A) Comparison between ‘ground truth’ fluorescent reporters and RNAseq gene expression for all datasets, shown for a set of homeobox genes (34). Fluorescent reporter expression is binarized and is shown as small central squares, with black = expressed and white = not expressed. RNA transcripts shown as natural log transformed TPM counts, color-mapped according to the scale. B) Comparison between ‘ground truth’ fluorescent reporters and RNAseq gene expression for the Integrated dataset, shown for a set of genes encoding neurotransmitter machinery (35). Fluorescent reporter expression is binarized and is shown as small central squares, with black = expressed and white = not expressed. RNA transcripts shown as natural log transformed TPM counts, color-mapped according to the scale. C) Bar plots of significant terms in GO and Tissue enrichment analyses for genes detected only in the single-cell and integrated datasets in ADL and VB neuron types. D) scatterplot of newly detected genes in the Integrated dataset that were previously undetected in all tissues using the single cell reference. Y-axis is the number of genes detected, X-axis is the number of cells in the single cell reference. Red line indicates the line of best fit (log model), and blue lines indicate 95% confidence intervals of the model. E) Boxplot of the number neurons that each ground truth non-neuronal gene was called expressed in at the 14% or 8.4% FDR threshold. Integrated data is filled red, single cell data is filled teal. Notches indicate 95% confidence intervals. Dots represent outliers.

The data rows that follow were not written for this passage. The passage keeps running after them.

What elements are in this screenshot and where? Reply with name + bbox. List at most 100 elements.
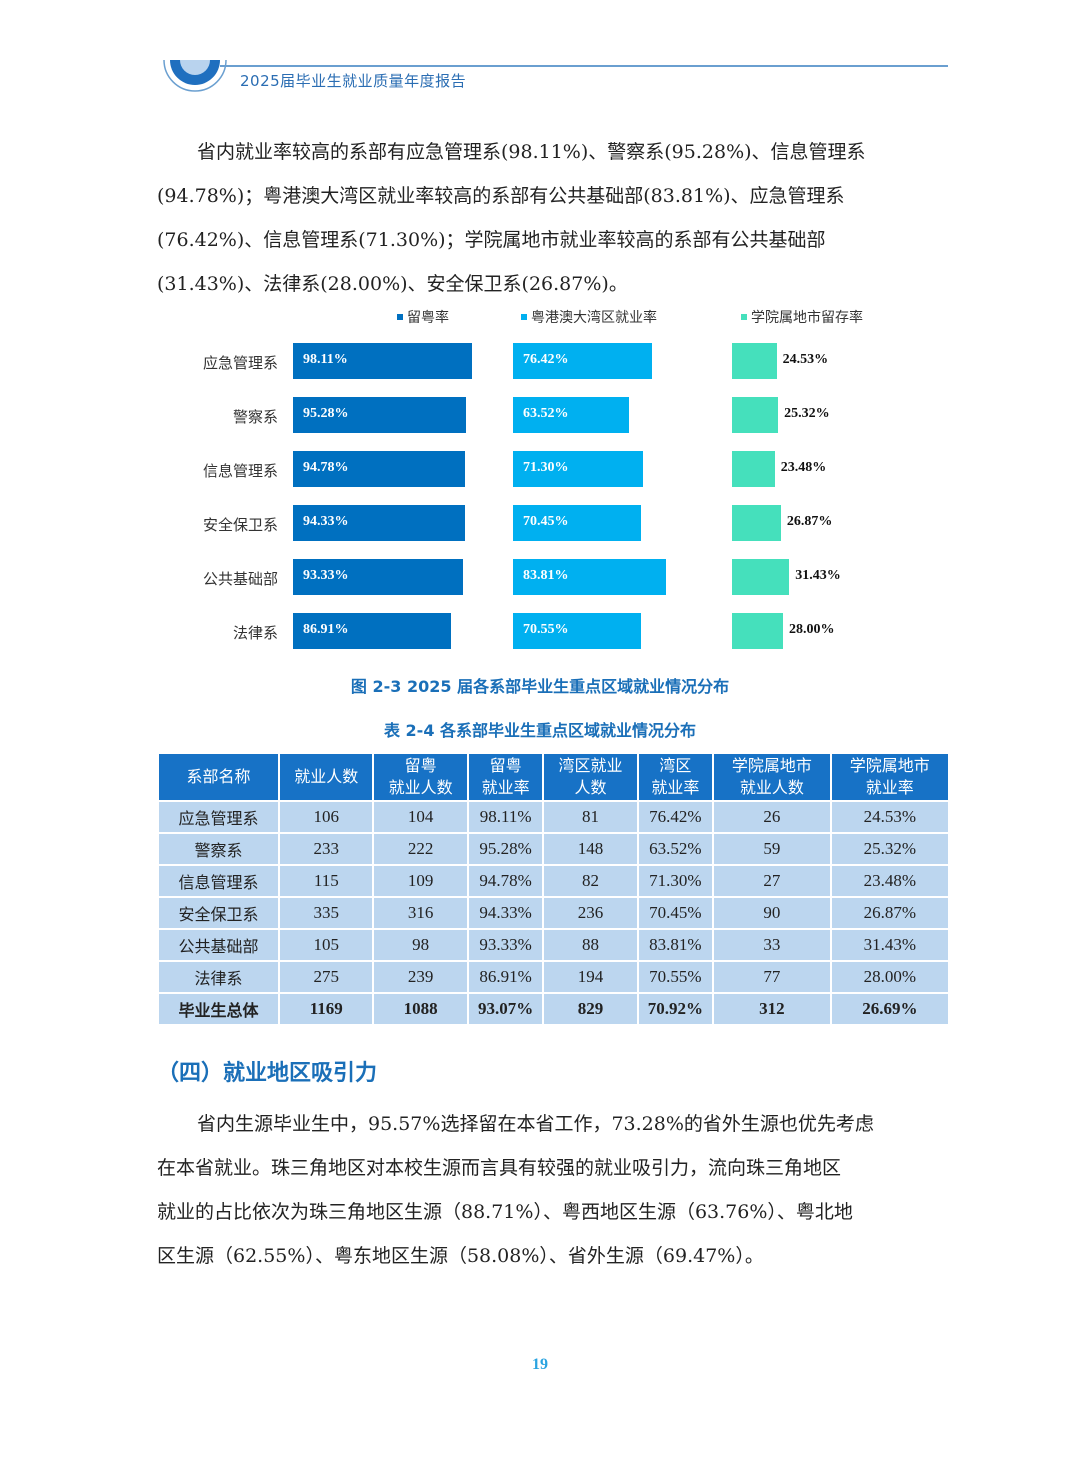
value-cell: 23.48% (831, 866, 948, 896)
category-label: 应急管理系 (202, 354, 278, 372)
bar-series-0: 93.33% (293, 559, 463, 595)
value-cell: 26 (714, 802, 830, 832)
bar-series-1: 76.42% (513, 343, 653, 379)
chart-row: 信息管理系 94.78% 71.30% 23.48% (0, 451, 1080, 489)
bar-series-2 (732, 613, 783, 649)
paragraph-line: 省内生源毕业生中，95.57%选择留在本省工作，73.28%的省外生源也优先考虑 (197, 1113, 874, 1135)
legend-item-local-city: 学院属地市留存率 (741, 307, 863, 327)
value-cell: 81 (544, 802, 637, 832)
bar-value-label: 28.00% (788, 622, 835, 637)
chart-row: 公共基础部 93.33% 83.81% 31.43% (0, 559, 1080, 597)
department-cell: 毕业生总体 (159, 994, 279, 1024)
bar-series-1: 71.30% (513, 451, 643, 487)
chart-row: 安全保卫系 94.33% 70.45% 26.87% (0, 505, 1080, 543)
value-cell: 25.32% (831, 834, 948, 864)
bar-value-label: 71.30% (523, 460, 569, 475)
category-label: 公共基础部 (202, 570, 278, 588)
bar-series-0: 94.78% (293, 451, 466, 487)
chart-row: 法律系 86.91% 70.55% 28.00% (0, 613, 1080, 651)
value-cell: 82 (544, 866, 637, 896)
bar-value-label: 95.28% (303, 406, 349, 421)
bar-value-label: 94.78% (303, 460, 349, 475)
value-cell: 83.81% (638, 930, 713, 960)
paragraph-line: (76.42%)、信息管理系(71.30%)；学院属地市就业率较高的系部有公共基… (157, 229, 826, 251)
bar-series-1: 70.45% (513, 505, 642, 541)
legend-item-guangdong-retention: 留粤率 (397, 307, 449, 327)
header-bay-rate: 湾区 就业率 (638, 754, 713, 800)
value-cell: 94.33% (468, 898, 543, 928)
value-cell: 76.42% (638, 802, 713, 832)
value-cell: 194 (544, 962, 637, 992)
value-cell: 93.07% (468, 994, 543, 1024)
value-cell: 88 (544, 930, 637, 960)
bar-series-0: 94.33% (293, 505, 465, 541)
value-cell: 90 (714, 898, 830, 928)
value-cell: 106 (280, 802, 373, 832)
table-row: 信息管理系 115 109 94.78% 82 71.30% 27 23.48% (159, 866, 948, 896)
bar-value-label: 31.43% (795, 568, 841, 583)
value-cell: 86.91% (468, 962, 543, 992)
bar-value-label: 63.52% (523, 406, 569, 421)
header-rule (220, 65, 948, 67)
category-label: 法律系 (232, 624, 278, 642)
bar-value-label: 24.53% (782, 352, 829, 367)
value-cell: 115 (280, 866, 373, 896)
header-department: 系部名称 (159, 754, 279, 800)
bar-value-label: 93.33% (303, 568, 349, 583)
legend-swatch-icon (521, 314, 527, 320)
value-cell: 93.33% (468, 930, 543, 960)
value-cell: 236 (544, 898, 637, 928)
paragraph-line: 在本省就业。珠三角地区对本校生源而言具有较强的就业吸引力，流向珠三角地区 (157, 1157, 842, 1179)
bar-series-1: 63.52% (513, 397, 629, 433)
legend-swatch-icon (741, 314, 747, 320)
value-cell: 59 (714, 834, 830, 864)
department-cell: 应急管理系 (159, 802, 279, 832)
bar-value-label: 86.91% (303, 622, 349, 637)
department-cell: 安全保卫系 (159, 898, 279, 928)
value-cell: 312 (714, 994, 830, 1024)
bar-value-label: 26.87% (786, 514, 833, 529)
paragraph-line: 区生源（62.55%）、粤东地区生源（58.08%）、省外生源（69.47%）。 (157, 1245, 764, 1267)
table-row: 安全保卫系 335 316 94.33% 236 70.45% 90 26.87% (159, 898, 948, 928)
value-cell: 26.69% (831, 994, 948, 1024)
table-row: 公共基础部 105 98 93.33% 88 83.81% 33 31.43% (159, 930, 948, 960)
category-label: 安全保卫系 (202, 516, 278, 534)
bar-value-label: 83.81% (523, 568, 569, 583)
bar-series-0: 86.91% (293, 613, 452, 649)
department-cell: 信息管理系 (159, 866, 279, 896)
value-cell: 316 (374, 898, 467, 928)
category-label: 信息管理系 (202, 462, 278, 480)
value-cell: 109 (374, 866, 467, 896)
header-local-employed: 学院属地市 就业人数 (714, 754, 830, 800)
value-cell: 335 (280, 898, 373, 928)
value-cell: 1169 (280, 994, 373, 1024)
paragraph-line: 省内就业率较高的系部有应急管理系(98.11%)、警察系(95.28%)、信息管… (197, 141, 866, 163)
department-cell: 警察系 (159, 834, 279, 864)
value-cell: 24.53% (831, 802, 948, 832)
bar-series-1: 83.81% (513, 559, 666, 595)
paragraph-line: (94.78%)；粤港澳大湾区就业率较高的系部有公共基础部(83.81%)、应急… (157, 185, 845, 207)
value-cell: 222 (374, 834, 467, 864)
header-local-rate: 学院属地市 就业率 (831, 754, 948, 800)
value-cell: 33 (714, 930, 830, 960)
value-cell: 28.00% (831, 962, 948, 992)
bar-series-0: 95.28% (293, 397, 467, 433)
value-cell: 94.78% (468, 866, 543, 896)
value-cell: 829 (544, 994, 637, 1024)
header-guangdong-rate: 留粤 就业率 (468, 754, 543, 800)
value-cell: 70.45% (638, 898, 713, 928)
bar-series-1: 70.55% (513, 613, 642, 649)
bar-value-label: 70.45% (523, 514, 569, 529)
value-cell: 27 (714, 866, 830, 896)
bar-value-label: 76.42% (523, 352, 569, 367)
value-cell: 105 (280, 930, 373, 960)
chart-row: 警察系 95.28% 63.52% 25.32% (0, 397, 1080, 435)
bar-series-0: 98.11% (293, 343, 472, 379)
value-cell: 26.87% (831, 898, 948, 928)
bar-series-2 (732, 559, 790, 595)
value-cell: 104 (374, 802, 467, 832)
bar-value-label: 23.48% (780, 460, 827, 475)
value-cell: 98 (374, 930, 467, 960)
intro-paragraph: 省内就业率较高的系部有应急管理系(98.11%)、警察系(95.28%)、信息管… (157, 130, 952, 306)
header-guangdong-employed: 留粤 就业人数 (374, 754, 467, 800)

A) Log-scaled expression distribution of protein coding genes (blue) and non-coding genes (pink). B) Density plot showing the distribution of gene level correlation to contaminant estimates (purple); values plotted are the highest correlation per gene. Genes plotted were called expressed in at least one cell type. Blue and black dashed lines represent a gaussian mixture model, used to threshold against contaminant genes. All noncoding genes with a maximum correlation above 0.22 (vertical red line) were removed from analysis. C) Histogram of ncRNA genes binned by number of neuron types in which they are expressed; genes to the right of the red line are expressed in >90% of neuron types in this study. D) Barplot of the number of noncoding RNAs detected in each neuron type, colored by noncoding RNA class.